I think my favorite thing about Images and Words is its trajectory. With every song, it keeps getting a little better, until it builds to the ultimate climax of Learning To Live. With Pull Me Under and Another Day, you get the two most commercial songs, and then you things start to get proggy with Take the Time, which is contrasted by the tight songwriting of Surrounded. Then this all comes together with Metropolis, which somehow combines aspects of all 4 songs as well as opening up the second half of the album. Under a Glass Moon is slightly less dense, being the album's "short rocker", then there's the calm before the storm Wait For Sleep, and then it ends with the love letter to Yes that is Learning To Live. The album has such a great flow. It's not so much that every song is necessarily better than the one that came before it, but it keeps building up. It's like the band is slowly easing us into the chaos of Metropolis and then slowly bringing us back down to earth.The album is like a rollercoaster. The first four songs are the climb up the first hill, Metropolis is the drop and everything after is the corkscrews, loop-the-loops, and fast turns.

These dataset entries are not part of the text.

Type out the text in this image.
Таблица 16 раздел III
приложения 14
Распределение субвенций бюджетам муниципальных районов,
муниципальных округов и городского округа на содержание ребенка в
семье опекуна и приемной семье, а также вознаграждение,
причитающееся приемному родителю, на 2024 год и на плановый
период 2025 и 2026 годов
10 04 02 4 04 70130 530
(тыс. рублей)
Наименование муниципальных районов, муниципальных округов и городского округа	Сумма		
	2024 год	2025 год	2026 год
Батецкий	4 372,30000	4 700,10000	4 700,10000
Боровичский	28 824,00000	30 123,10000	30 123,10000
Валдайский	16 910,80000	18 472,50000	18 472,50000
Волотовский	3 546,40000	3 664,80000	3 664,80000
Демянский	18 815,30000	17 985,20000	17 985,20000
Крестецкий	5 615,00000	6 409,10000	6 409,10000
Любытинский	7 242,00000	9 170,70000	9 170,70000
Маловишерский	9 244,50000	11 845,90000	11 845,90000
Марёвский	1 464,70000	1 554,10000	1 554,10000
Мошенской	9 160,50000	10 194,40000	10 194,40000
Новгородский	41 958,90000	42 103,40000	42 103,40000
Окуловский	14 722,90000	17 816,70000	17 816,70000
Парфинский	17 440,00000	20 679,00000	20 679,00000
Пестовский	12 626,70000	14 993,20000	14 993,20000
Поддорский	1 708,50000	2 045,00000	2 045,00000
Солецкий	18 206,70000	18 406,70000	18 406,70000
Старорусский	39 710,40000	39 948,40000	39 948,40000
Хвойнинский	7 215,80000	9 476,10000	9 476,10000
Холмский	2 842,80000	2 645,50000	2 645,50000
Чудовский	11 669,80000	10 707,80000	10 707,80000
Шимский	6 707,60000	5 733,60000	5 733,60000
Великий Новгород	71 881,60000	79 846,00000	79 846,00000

While I&W isn't my favorite album (it's probably #3 or #4), it's the only DT album without any real weak moments. I prefer Awake and Six Degrees overall, but they have a couple dips. I just think that the great moments more than make up for those few dips and those albums feel more unified, with more thematic stuff and the things of that nature that I really associate with DT. I&W is still a collection of mostly unrelated songs, but awesome songs. After that it became less about the song and more about the overall product, how the song is servicing the album.
And since there aren't any songs I dislike, I'm going to attempt to vote based on my ranking of the album (while avoiding voting for anything I&W whenever possible), which goes like this:
1: Learning to Live
2: Metropolis
3: Under a Glass Moon
4: Surrounded
5: Take the Time
6: Pull Me Under
7: Wait For Sleep
8: Another Day
The other problem is that DT's best albums aren't spread out, they all come at once. This would be a lot easier if the next album was Systematic Chaos or something, but it has to be Awake.